Orchard Therapeutics Begins Early Trials for Genetic Treatments of Wiskott-Aldrich Syndrome and Beta-Thalassemia


Orchard Therapeutics has begin proof of concept trials for two separate rare diseases for which the current standard of care is quite poor.

The first therapy is called OTL-103, and it is an autologous hematopoietic stem cell gene therapy for Wiskott-Aldrich Syndrome (WAS). WAS is a life threatening immune disorder and the current standard of care is a bone marrow transplant, which carries a high risk for mortality.

Orchard Therapeutics seeks to enroll 6 patients for an early trial of it’s WAS treatment. At this time, they have only dosed one patient. Prospective patients can find more information at clinicaltrials.gov. More information about OTL-103 can be found in Orchard Therapeutic’s press release.

The second therapy is called OTL-300, and is a treatment aimed at blood transfusion-dependent Beta Thalassemia (BA) patients. Like OTL-103, it is a stem cell based gene therapy that seeks to target the underlying disorder.

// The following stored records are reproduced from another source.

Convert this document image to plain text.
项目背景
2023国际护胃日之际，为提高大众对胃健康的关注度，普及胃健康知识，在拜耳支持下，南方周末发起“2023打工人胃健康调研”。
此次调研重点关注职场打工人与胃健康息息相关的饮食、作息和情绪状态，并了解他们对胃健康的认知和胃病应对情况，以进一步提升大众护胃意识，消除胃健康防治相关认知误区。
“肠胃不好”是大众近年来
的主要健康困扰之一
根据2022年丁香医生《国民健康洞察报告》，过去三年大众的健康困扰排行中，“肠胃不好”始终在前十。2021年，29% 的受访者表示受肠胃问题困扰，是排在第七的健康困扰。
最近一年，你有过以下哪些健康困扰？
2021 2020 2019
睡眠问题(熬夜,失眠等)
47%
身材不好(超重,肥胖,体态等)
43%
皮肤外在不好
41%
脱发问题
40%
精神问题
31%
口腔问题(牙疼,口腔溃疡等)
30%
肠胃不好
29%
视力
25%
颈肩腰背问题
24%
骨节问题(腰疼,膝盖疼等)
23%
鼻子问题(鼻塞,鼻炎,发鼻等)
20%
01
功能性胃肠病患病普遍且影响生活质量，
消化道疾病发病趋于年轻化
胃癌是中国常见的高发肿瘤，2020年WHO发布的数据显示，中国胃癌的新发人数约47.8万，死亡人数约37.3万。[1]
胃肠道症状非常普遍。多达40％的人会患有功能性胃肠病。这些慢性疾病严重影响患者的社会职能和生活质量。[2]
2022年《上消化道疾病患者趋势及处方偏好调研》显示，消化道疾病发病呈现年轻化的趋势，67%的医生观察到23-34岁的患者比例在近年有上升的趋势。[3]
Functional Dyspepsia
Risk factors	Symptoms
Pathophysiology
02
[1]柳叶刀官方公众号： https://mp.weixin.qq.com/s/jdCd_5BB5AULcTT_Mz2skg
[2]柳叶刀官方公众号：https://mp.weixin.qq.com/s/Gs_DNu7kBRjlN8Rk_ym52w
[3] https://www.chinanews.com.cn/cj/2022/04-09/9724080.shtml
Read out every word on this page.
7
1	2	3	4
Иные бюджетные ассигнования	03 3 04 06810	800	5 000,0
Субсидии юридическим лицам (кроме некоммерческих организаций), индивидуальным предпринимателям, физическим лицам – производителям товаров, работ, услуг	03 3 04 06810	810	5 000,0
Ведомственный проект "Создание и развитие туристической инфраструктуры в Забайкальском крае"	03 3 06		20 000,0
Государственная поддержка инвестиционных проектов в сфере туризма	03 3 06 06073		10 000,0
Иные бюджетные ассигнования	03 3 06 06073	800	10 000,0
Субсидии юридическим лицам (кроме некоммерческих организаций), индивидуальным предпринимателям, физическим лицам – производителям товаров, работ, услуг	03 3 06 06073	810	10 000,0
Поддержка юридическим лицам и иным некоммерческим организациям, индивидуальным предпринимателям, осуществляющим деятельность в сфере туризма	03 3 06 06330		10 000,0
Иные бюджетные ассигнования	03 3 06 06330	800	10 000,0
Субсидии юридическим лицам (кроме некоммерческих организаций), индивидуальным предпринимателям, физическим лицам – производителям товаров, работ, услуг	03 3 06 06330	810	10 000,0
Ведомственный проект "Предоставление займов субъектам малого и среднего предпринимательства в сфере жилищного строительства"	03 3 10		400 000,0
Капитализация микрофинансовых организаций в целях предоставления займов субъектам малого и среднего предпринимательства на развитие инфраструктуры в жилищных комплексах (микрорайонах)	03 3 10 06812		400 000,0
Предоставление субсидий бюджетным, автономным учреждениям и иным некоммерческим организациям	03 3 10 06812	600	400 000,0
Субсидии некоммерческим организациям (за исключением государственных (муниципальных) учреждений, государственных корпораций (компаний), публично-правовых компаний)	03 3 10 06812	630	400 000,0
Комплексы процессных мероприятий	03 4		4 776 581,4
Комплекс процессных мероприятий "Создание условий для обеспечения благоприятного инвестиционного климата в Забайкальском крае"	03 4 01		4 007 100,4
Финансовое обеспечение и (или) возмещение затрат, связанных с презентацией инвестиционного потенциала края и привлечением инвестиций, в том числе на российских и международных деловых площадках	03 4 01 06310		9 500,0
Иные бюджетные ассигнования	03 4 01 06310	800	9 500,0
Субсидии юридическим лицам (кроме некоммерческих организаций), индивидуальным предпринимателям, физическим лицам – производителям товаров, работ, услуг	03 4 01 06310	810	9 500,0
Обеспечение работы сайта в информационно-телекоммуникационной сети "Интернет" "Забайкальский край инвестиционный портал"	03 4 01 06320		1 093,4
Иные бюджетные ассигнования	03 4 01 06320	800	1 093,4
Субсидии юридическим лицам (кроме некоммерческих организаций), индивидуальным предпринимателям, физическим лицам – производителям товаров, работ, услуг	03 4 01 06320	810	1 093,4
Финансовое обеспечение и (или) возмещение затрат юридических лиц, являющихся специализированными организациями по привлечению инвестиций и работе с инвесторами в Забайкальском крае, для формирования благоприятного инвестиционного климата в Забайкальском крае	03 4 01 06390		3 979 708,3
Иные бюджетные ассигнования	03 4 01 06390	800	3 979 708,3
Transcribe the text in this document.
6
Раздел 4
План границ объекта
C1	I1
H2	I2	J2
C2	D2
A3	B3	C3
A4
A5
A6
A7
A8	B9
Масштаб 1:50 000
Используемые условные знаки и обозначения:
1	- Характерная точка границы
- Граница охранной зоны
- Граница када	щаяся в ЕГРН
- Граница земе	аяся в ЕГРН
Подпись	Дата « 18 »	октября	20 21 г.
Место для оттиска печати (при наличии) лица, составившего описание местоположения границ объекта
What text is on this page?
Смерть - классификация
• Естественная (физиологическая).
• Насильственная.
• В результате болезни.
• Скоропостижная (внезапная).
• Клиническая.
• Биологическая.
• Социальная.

In an early clinical proof-of-concept trial involving 9 patients, the results were extremely promising:

Safety Data

  • All nine patients met the safety endpoint of survival with follow-up ranging from 16 to 43 months (3.6 years). No adverse events related to the product were reported. 
  • Vector integration profiles had the expected polyclonal genomic distribution seen with other lentiviral vector mediated HSC gene therapy studies, and no evidence of abnormal proliferation or clonal dominance was observed.

Efficacy Results

  • The primary efficacy endpoint of transfusion reduction at 12 months following treatment was achieved in eight of nine TDT patients treated with OTL-300.
       –   Of the six pediatric patients treated, four achieved transfusion independence and one showed a reduction in transfusion requirement.
       –   All three adult patients had a reduction in their transfusion requirements.
       –   As published previously in Nature Medicine, one pediatric patient did not have a reduced transfusion requirement compared to pre-treatment levels at 12 months, which was attributed to poor engraftment of the gene-modified cells.